Clemson, S.C. — Clemson’s coach is getting a hefty raise after winning the national championship.
Dabo Swinney and the Board of Trustees agreed to a new 8-year, $54 million contract Friday that averages out to $6.75 million a year. It includes $3.2 million in signing bonuses in three installments and a $6 million buyout until the end of 2018.
The deal makes Swinney the third highest-paid football coach in the country, behind only Alabama’s Nick Saban and Michigan’s Jim Harbaugh.
The university studied the salaries of the three other active coaches with a national title and Harbaugh’s deal since he has a Super Bowl appearance to find a fair figure to offer Swinney as he enters his ninth full season with the Tigers, athletics director Dan Radakovich said.
“What’s he’s done with our program has been incredible.
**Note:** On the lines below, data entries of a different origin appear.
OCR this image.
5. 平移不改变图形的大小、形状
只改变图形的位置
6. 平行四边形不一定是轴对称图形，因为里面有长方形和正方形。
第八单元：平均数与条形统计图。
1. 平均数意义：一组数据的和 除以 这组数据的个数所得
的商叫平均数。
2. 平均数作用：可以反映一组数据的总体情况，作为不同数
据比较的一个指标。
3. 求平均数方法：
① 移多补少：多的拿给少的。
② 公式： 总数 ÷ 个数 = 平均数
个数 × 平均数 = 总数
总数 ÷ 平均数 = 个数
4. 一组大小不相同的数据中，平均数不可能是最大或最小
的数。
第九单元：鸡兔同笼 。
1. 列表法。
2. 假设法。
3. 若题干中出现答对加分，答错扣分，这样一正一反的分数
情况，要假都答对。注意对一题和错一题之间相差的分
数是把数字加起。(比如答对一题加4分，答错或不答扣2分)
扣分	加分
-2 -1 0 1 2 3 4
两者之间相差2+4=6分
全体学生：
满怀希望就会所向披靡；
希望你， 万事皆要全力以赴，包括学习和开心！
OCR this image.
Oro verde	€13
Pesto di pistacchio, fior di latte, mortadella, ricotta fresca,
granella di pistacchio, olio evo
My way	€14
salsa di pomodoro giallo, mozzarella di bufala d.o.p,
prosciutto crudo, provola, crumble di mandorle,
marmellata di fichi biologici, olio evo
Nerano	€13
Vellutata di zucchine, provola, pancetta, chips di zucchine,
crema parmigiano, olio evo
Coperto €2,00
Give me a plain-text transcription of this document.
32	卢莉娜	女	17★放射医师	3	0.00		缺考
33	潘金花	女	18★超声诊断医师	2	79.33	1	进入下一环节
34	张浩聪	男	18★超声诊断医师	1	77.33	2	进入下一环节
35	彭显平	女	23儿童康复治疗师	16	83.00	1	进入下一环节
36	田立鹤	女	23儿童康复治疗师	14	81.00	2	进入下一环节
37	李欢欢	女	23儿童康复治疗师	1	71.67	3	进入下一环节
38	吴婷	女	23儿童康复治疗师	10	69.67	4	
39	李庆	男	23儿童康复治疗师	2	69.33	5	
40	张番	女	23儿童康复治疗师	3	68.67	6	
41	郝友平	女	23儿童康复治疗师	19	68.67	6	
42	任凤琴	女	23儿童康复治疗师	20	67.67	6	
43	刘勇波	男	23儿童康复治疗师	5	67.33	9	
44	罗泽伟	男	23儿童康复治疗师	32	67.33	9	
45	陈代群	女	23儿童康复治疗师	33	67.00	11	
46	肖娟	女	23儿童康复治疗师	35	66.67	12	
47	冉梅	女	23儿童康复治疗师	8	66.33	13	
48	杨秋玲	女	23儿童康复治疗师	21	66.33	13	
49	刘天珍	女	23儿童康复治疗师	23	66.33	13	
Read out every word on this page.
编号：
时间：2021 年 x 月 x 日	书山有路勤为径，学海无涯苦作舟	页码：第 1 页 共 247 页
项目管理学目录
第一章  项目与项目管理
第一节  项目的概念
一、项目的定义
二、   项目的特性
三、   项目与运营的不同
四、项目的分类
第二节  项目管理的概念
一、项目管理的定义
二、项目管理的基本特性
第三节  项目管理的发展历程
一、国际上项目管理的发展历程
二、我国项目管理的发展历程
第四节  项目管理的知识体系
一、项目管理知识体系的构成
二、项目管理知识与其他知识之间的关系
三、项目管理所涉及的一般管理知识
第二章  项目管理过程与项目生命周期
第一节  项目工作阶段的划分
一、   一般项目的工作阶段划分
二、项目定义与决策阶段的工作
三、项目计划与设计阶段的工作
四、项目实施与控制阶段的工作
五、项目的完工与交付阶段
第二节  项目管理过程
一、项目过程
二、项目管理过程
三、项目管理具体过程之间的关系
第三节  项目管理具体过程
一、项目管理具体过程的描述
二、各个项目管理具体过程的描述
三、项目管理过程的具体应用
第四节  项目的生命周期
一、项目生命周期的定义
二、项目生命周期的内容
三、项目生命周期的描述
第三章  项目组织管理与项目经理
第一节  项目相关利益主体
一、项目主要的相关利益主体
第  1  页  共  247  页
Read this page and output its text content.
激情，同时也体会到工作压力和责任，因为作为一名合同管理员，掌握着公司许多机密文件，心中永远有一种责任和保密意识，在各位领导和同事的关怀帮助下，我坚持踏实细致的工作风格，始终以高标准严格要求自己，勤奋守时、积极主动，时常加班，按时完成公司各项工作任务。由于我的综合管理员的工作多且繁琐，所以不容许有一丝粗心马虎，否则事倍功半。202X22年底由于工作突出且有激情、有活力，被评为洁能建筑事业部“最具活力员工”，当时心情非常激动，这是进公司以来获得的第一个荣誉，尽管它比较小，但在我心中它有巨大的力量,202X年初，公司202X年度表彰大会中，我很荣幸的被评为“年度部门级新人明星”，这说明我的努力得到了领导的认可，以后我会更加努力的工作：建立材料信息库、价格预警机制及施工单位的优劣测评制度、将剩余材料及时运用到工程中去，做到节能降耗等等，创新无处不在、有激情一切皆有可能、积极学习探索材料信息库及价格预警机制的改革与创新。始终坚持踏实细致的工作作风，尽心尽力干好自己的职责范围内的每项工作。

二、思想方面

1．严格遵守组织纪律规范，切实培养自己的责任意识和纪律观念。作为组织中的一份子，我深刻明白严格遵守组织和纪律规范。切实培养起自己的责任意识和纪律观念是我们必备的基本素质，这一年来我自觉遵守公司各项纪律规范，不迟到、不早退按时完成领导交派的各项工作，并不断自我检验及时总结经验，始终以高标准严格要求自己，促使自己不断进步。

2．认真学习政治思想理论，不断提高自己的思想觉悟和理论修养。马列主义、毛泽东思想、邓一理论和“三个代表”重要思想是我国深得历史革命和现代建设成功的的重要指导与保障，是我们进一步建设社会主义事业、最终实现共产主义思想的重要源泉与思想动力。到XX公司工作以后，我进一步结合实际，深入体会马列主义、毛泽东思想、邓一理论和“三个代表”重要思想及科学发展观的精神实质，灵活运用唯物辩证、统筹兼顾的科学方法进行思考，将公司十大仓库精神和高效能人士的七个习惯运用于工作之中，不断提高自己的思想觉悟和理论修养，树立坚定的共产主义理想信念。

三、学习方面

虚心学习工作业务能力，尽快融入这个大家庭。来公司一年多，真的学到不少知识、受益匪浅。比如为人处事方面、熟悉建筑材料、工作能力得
He means so much to our athletic department, to our university, to our community,” Radakovich told reporters after the trustees voted.
Swinney’s new contract pays him $6 million this season with his base salary increasing to $6.6 million in 2024, the last season of the deal.
Swinney gets a $1.5 million signing bonus now, a $1 million bonus in 2019 and a $700,000 bonus in 2021.
The deal also has incentives including $250,000 for winning another national title or $50,000 if he is named national coach of the year.
Swinney was paid just over $4.5 million in 2016 before his team beat Alabama to win Swinney’s first national championship.
Illini drop war chant
Illinois will no longer play “war chant” music during sporting events, ending a tradition that stemmed from the school’s former mascot Chief Illiniwek.
The decision to stop using the music was made at the end of last football season, athletic department spokesman Kent Brown said. It wasn’t publicized until Thursday when athletic department representatives asked members of the student group Illini Pride to stop playing the song on a drum at a soccer game.
The school’s band, the Marching Illini, had played the cadence at football games.
“There are people who felt that was an offensive Native American chant or music,” Brown said.
Missouri curators have approved a $98 million football project for Memorial Stadium on the Columbia campus.
The curators unanimously approved the project for the south end zone of the stadium. It is scheduled to open for the 2019 football season.
The Kansas City Star reports the three-story, 141,000-square foot structure will replace the general admission bowl, which was built in 1977.
The new structure will include includes 16 new suites and a field-level club that seats 1,500 fans.